We were at a quiet time of the day - between class times at the college, local secondary schools had not dismissed for the day, the deliveries of beer, soda, chips and bread had all been made for the store. I was just biding my time, waiting to clock out and head to the house to relax for an hour or two then cook the evening meal. 

I saw the maroon car belonging to my co-worker turn into the parking lot. There was another car right behind her, a black Toyota. Both vehicles came to an abrupt halt and the driver of the second car and my co-worker both jumped out of their cars and ran into the store. They left doors ajar and engines idling. 

They were no sooner in the store than they were engaged in a no holds barred cat-fight. A hair pulling, nail scratching, groin kicking fight. There were not many words, just grunts and squeals. I was behind the counter, backing slowly towards the telephone.

Suddenly there was a glimmer of silver as the girl I had worked with for several weeks suddenly held a switchblade in her hand and thrust it in a quick upward motion into the rib cage of the other girl. The second girl turned and ran out the door, jumped into the black car and sped out of the parking lot.

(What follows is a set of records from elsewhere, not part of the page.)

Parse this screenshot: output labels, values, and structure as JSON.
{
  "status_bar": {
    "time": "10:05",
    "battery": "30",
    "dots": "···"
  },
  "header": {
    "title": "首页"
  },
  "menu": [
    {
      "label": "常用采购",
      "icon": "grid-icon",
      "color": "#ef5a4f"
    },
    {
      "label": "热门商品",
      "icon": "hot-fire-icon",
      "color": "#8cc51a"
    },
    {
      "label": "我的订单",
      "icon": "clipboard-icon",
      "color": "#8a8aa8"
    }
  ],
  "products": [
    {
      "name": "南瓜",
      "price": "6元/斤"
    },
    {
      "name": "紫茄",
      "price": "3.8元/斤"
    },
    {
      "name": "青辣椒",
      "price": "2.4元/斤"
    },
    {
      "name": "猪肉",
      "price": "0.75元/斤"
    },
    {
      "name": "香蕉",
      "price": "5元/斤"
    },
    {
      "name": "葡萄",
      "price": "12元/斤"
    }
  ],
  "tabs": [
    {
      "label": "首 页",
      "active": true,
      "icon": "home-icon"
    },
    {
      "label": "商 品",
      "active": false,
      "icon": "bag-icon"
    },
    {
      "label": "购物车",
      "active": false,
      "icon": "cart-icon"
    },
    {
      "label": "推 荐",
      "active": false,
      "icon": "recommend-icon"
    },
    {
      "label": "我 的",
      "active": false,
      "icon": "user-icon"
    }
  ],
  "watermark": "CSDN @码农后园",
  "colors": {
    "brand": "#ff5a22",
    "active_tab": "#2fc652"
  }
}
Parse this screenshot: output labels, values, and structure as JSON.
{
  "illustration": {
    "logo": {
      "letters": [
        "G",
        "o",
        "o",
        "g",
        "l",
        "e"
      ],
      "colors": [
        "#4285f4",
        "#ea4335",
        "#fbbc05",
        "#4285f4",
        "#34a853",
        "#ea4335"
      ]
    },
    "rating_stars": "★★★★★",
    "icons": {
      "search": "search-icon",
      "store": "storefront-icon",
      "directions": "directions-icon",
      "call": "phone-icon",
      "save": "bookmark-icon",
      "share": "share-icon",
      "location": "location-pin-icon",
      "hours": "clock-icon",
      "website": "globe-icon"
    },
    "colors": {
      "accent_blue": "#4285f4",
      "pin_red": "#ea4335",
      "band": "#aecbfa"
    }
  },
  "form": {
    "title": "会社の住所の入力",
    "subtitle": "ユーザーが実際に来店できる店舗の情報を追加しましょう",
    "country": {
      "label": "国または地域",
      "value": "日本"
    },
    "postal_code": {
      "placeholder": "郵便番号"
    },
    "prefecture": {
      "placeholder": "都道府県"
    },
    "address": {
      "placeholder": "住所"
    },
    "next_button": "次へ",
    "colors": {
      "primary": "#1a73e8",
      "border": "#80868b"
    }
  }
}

As she was leaving, my co-worker looked at the blade of the knife, wiped the blood on the leg of her jeans, and smiled in the oddest way. Turning to me, she said, "Call the cops, bitch, and you are next." With that she ran out the door, got in her car, and left.

I called the cops. They were there fairly quick, two cars. One took off in pursuit of the two girls as the officers in the second car took a statement from me after I provided the address of the girl who worked with me. When that was all over and done, I called my supervisor and arranged for another person to relieve me after explaining what had just happened. 

I worked over about 90 minutes that day. I left work with two bottles of wine, went home and drank all of one bottle and most of the other before my not yet husband came home. I may have been pregnant then with my daughter, I am not really sure. My timeline memory of 1984-1986 is not real reliable. I worked at that particular location both before and after she was born. 

I do recall how scared I was that I would be the target of violence because I called the police after witnessing the fight. The young woman did lose her job, but I do not believe either was formally charged following the altercation because I never had to go to court in relation to the incident.

I did acquire a small handgun afterwards, one that would fit in my purse. I was taught to use it properly. I never had to fire that handgun, but felt safer for having the option. 

I no longer have that handgun, I lost it in the divorce you could say - I did not bring it with me when my first husband and I separated. My current husband was in the military, and he owns legally purchased firearms. I have no problem with people owning guns. Violence will occur with or without guns. People are prone to anger. I know that is a simplistic statement, but I know no other way to put it. I will close by sharing a status I posted on Facebook earlier today.

Gun Control? Too late for that. If someone really wants to do harm, they will find a way. Taking away the right to own firearms for defense of life, family or property or for sport/food will not remove the impetus some feel to do harm to others. The issues lie beyond guns. Mental health issues, medications that affect judgement and personality, bullying, the desensitization of the populace through video and audio ... very complex issues need to be addressed. My take on gun control. Everyone else is voicing their opinion, this is mine.